Korolyov finds nothing serious with Liza, her tachyarrhythmia caused, apparently, by anxiety, related to the feelings similar to those he himself has been overpowered with. Speaking of how lonely, lost and scared she is in this place, she mentions seeing 'the Devil where there is none', then bursts into crying. Korolyov is tempted to tell Liza that she'd better break free from this horrid place, but does not know how to. Yet the two seem to develop a kind of inner understanding. The next day she comes out of the house dressed in white, to see him off. She looks as if she wants to tell him something important, but does not know how to. Korolyov departs, leaving all of his dark thoughts behind, feeling inexplicably, almost happy.

===Quote===
"One is shy of asking men under sentence what they have been sentenced for; and in the same way it is awkward to ask very rich people what they want so much money for, why they make such a poor use of their wealth, why they don't give it up, even when they see in it their unhappiness; and if they begin a conversation about it themselves, it is usually embarrassing, awkward, and long.

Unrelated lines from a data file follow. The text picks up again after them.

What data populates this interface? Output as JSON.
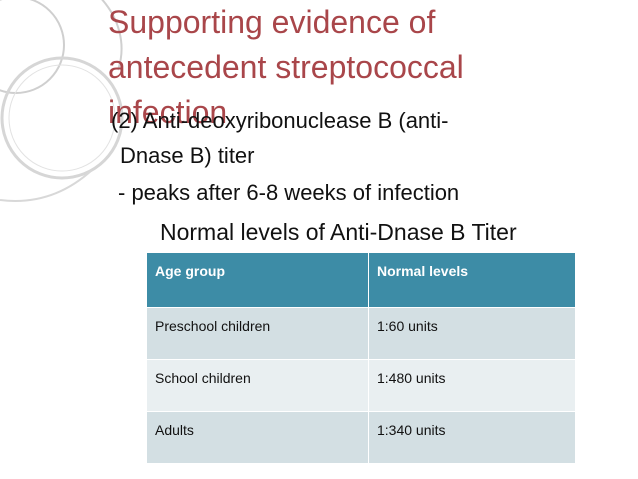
{
  "title": "Supporting evidence of antecedent streptococcal infection",
  "lines": [
    "(2) Anti-deoxyribonuclease B (anti-",
    "Dnase B) titer",
    "- peaks after 6-8 weeks of infection",
    "Normal levels of Anti-Dnase B Titer"
  ],
  "table": {
    "headers": [
      "Age group",
      "Normal levels"
    ],
    "rows": [
      [
        "Preschool children",
        "1:60 units"
      ],
      [
        "School children",
        "1:480 units"
      ],
      [
        "Adults",
        "1:340 units"
      ]
    ]
  },
  "colors": {
    "title": "#a9464a",
    "header_bg": "#3d8ca6",
    "row_dark": "#d3dfe3",
    "row_light": "#e9eff1",
    "decoration": "#c9c9c9"
  }
}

'How is one to say it?' Korolyov wondered. 'And is it necessary to speak?' "

==Critical reception==
The story was lauded by Ivan Gorbunov-Posadov (in a private, 24 January 1899 letter), Alexander Skabichevsky in Syn Otechestva and Angel Bogdanovich in Mir Bozhy, the latter two praising the narrative for being highly 'informative'. I. Johnson (the pseudonym of I.V. Ivanov) saw the story as marking the process of Chekhov's swift transformation from "the recent cool observer into a man with an aching, suffering heart."